Now we have a theorem that says:


Let $\mu^*$ be an outer measure on $\Omega$. Then $\mathcal{M}(\mu^*)$ is a $\sigma$-algebra and the restriction from $\mu^*$ on $\mathcal{M}(\mu^*)$ is a measure.


This theorem, says the script, follows from the following three lemmas:
(1) If $\mu^*$ is an outer measure, then $\mathcal{M}(\mu^*)$ is an algebra.
(2) An outer measure $\mu^*$ is $\sigma$-additive on $\mathcal{M}(\mu^*)$.
(3) If $\mu^*$ is an outer mesaure, then $\mathcal{M}(\mu^*)$ is a $\sigma$-algebra.
Maybe I am only slow-witted, but it is not totally clear to me why the theorem above follows from (1) - (3).

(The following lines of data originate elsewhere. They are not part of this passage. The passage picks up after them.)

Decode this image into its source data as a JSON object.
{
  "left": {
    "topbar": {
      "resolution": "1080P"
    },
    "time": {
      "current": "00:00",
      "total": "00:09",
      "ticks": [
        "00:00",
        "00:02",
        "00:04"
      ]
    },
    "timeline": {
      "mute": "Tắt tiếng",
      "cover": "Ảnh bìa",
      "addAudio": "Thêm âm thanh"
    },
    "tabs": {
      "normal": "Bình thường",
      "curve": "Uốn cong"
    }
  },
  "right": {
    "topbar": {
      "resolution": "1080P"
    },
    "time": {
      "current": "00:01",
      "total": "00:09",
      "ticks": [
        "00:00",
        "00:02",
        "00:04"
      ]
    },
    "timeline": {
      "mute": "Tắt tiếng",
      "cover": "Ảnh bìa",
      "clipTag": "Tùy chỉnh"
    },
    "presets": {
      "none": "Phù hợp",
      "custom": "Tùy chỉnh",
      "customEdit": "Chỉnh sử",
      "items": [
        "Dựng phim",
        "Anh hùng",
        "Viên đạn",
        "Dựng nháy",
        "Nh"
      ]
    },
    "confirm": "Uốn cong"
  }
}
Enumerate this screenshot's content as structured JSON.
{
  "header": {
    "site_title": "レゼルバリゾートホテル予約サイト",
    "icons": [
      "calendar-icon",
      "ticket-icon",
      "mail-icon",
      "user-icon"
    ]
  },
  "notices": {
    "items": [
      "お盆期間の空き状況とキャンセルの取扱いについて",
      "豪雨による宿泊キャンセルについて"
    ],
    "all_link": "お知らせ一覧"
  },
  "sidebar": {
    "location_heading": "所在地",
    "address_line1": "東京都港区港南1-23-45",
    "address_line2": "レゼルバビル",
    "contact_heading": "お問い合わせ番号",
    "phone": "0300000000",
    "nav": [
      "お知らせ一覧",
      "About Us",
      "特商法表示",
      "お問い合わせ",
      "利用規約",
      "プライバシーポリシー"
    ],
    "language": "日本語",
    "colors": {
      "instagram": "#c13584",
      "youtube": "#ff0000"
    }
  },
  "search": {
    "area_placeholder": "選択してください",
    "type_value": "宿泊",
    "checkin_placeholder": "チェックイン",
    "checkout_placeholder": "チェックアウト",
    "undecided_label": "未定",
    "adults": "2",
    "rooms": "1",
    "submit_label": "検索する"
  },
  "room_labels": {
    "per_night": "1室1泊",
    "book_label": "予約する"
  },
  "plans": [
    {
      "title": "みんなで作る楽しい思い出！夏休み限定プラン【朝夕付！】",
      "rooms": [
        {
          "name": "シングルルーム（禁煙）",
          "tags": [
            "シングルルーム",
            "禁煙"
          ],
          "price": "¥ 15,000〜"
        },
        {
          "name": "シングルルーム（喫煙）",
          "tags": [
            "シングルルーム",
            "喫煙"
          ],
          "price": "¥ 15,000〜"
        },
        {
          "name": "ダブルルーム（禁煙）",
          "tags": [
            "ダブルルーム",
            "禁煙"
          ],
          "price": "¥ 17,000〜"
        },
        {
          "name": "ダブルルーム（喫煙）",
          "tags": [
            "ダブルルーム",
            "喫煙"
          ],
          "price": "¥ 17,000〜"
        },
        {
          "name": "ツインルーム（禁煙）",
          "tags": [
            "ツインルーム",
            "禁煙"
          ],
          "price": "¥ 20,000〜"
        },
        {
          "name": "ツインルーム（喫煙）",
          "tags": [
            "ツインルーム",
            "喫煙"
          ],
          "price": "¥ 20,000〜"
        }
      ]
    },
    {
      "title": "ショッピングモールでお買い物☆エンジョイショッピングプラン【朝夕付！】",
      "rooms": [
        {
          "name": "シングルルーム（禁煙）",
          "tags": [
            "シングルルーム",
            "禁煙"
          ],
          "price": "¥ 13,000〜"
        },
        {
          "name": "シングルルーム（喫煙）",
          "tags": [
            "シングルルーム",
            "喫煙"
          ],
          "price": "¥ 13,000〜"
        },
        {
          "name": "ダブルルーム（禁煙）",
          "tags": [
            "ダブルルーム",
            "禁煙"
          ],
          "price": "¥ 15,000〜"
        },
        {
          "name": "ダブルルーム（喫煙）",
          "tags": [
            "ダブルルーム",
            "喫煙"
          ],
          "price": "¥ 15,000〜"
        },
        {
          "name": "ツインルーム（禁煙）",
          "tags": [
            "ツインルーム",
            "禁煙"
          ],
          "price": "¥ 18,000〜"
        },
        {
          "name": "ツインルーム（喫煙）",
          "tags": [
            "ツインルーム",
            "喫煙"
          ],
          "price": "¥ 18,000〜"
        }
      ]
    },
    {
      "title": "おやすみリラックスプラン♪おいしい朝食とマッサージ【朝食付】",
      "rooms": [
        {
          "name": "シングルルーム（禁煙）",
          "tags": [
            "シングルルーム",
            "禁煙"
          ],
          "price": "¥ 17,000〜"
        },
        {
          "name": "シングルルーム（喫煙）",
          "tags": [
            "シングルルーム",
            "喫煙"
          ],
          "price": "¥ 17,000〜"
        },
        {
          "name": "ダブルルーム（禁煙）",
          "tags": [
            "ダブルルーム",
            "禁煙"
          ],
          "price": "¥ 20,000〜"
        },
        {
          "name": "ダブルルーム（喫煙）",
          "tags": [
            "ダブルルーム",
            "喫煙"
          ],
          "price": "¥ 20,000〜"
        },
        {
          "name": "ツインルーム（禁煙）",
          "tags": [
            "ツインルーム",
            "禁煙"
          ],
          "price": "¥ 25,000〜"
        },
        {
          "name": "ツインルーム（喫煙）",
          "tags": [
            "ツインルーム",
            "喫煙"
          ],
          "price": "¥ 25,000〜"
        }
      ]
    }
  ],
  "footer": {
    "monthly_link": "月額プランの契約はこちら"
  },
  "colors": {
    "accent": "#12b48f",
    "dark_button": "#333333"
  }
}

Can you explain that to me, please?
Greetings
#
Miro
 A: By the definition of a measure (i.e. here), given a set $\Omega$ and a $\sigma$-algebra $\Sigma$ on it, a function $\mu:\Sigma\to \overline{\mathbb{R}}$ is a measure if it satisfies:


*

*for all $A\in\Sigma$, $\mu(A)\geq 0$;

*$\mu(\emptyset)=0$;

*$\mu$ is $\sigma$-additive.


Denote $\tilde{\mu}$ the restriction of $\mu^*$ to $\mathcal{M}(\mu^*)$ (this means that $\tilde{\mu}$ is only defined on $\mathcal{M}(\mu^*)$ and for all $A\in\mathcal{M}(\mu^*)$ we have $\tilde{\mu}(A)=\mu^*(A)$). Now you have by (3) that $\mathcal{M}(\mu^*)$ is a $\sigma$-algebra and by (2) you know that $\tilde{\mu}$ is $\sigma$-additive on it. Thus $\tilde{\mu}$ verifies 3. of the definition above. By the definition of outer measure (see here) it follows that for all $A\subset\Omega$, $\mu^*(A)\geq 0$ and $\mu^*(\emptyset)=0$. Let $A\in\mathcal{M}(\mu^*)\subset \mathcal{P}(\Omega)$ (where $\mathcal{P}(\Omega)$ is the power set of $\Omega$). Then $\tilde{\mu}(A)=\mu^*(A)\geq 0$. Since $\mathcal{M}(\mu^*)$ is a $\sigma$-algebra, we have $\emptyset\in\mathcal{M}(\mu^*)$ and $\tilde{\mu}(\emptyset)=\mu^*(\emptyset)=0$. Therefore 1. and 2. of the definition above are also satisfied for $\tilde{\mu}$ and it is a measure.